Heute gibt es vier Filialen in Berlin, Frankfurt und Hamburg

Heute gibt es bereits vier Veganz-Filialen, und der 41-Jährige rühmt sich, die weltweit einzige Supermarktkette für vegane Produkte zu betreiben. Weitere Filialen sind noch in diesem Jahr geplant. Gleich eine Kette zu gründen, war nicht die Ursprungsidee. Doch es zeigte sich schnell, dass ein einziger Laden nicht funktionieren würde. Lehrgeld zahlte Bredack in den ersten Wochen nach der Eröffnung in Prenzlauer Berg, weil die Lager viel zu voll waren. Und auch die Bistros im Ladenbereich selbst betreiben zu wollen erwies sich als teure Schnapsidee. Im ersten Jahr schloss Veganz mit 260 000 Euro Verlust ab. Jetzt betreibt ein Partner die Bistros, und die neuen Läden sollen im Franchisesystem eröffnet werden. Und auch vom Plan, alleiniger Eigner zu sein, hat sich Bredack verabschiedet: Nachdem er mit der Finanzierung über Genussscheine und Bankdarlehen (sein Vermögen hatte er zwischenzeitlich an der Börse verloren) an Grenzen stieß, beteiligte er im vergangenen Jahr einen großen Pflanzenkosthersteller aus der Eifel mit 25 Prozent an Veganz. Und gerade laufen Verhandlungen, weitere 25 Prozent an Investoren zu veräußern – die Auswahl, beteuert Bredack, sei groß.
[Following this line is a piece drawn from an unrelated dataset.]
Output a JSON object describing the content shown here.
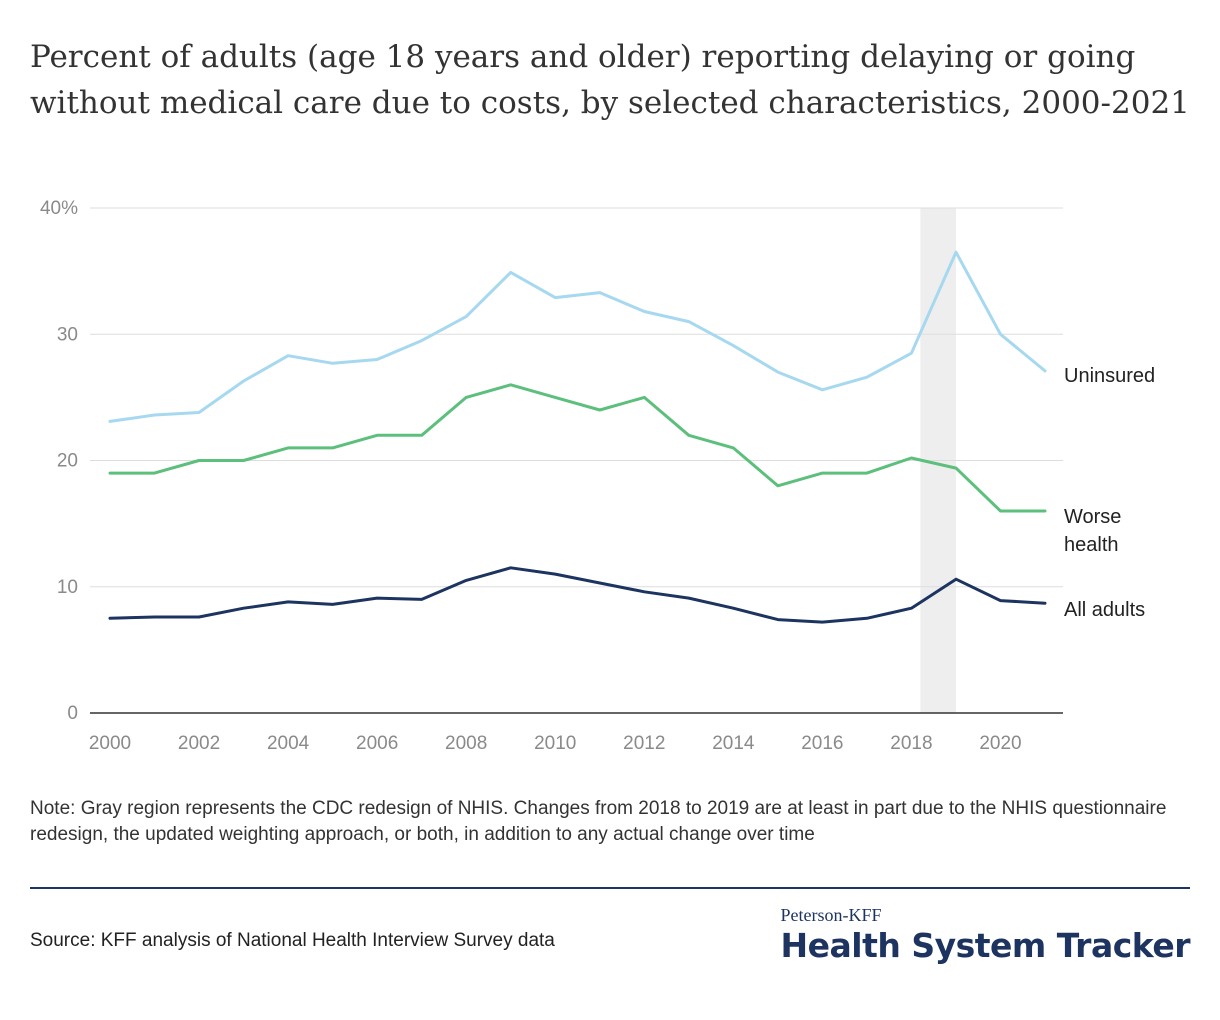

Nach einer Aussteigerkarriere klingt das alles nicht. Trotzdem findet Bredack, mittlerweile fünffacher Vater und wieder Single, dass er jetzt ein völlig anderes Leben führt. „Der Unterschied“, sagt er, „ist der Sinn in dem, was ich jetzt tue.“ Seinem alten Leben trauere er nicht nach – nur größere Summen auf dem Girokonto hätte er schon manchmal gerne, um eine Warenlieferung auszulösen, sagt er. Ihn befriedige jetzt, wenn die Menschen um ihn herum zufrieden sind. 50 Mitarbeiter, die er besser bezahle als sonst im Einzelhandel üblich, hat Veganz. Eine davon kennt Bredack schon sehr lange. Es ist seine erste Frau.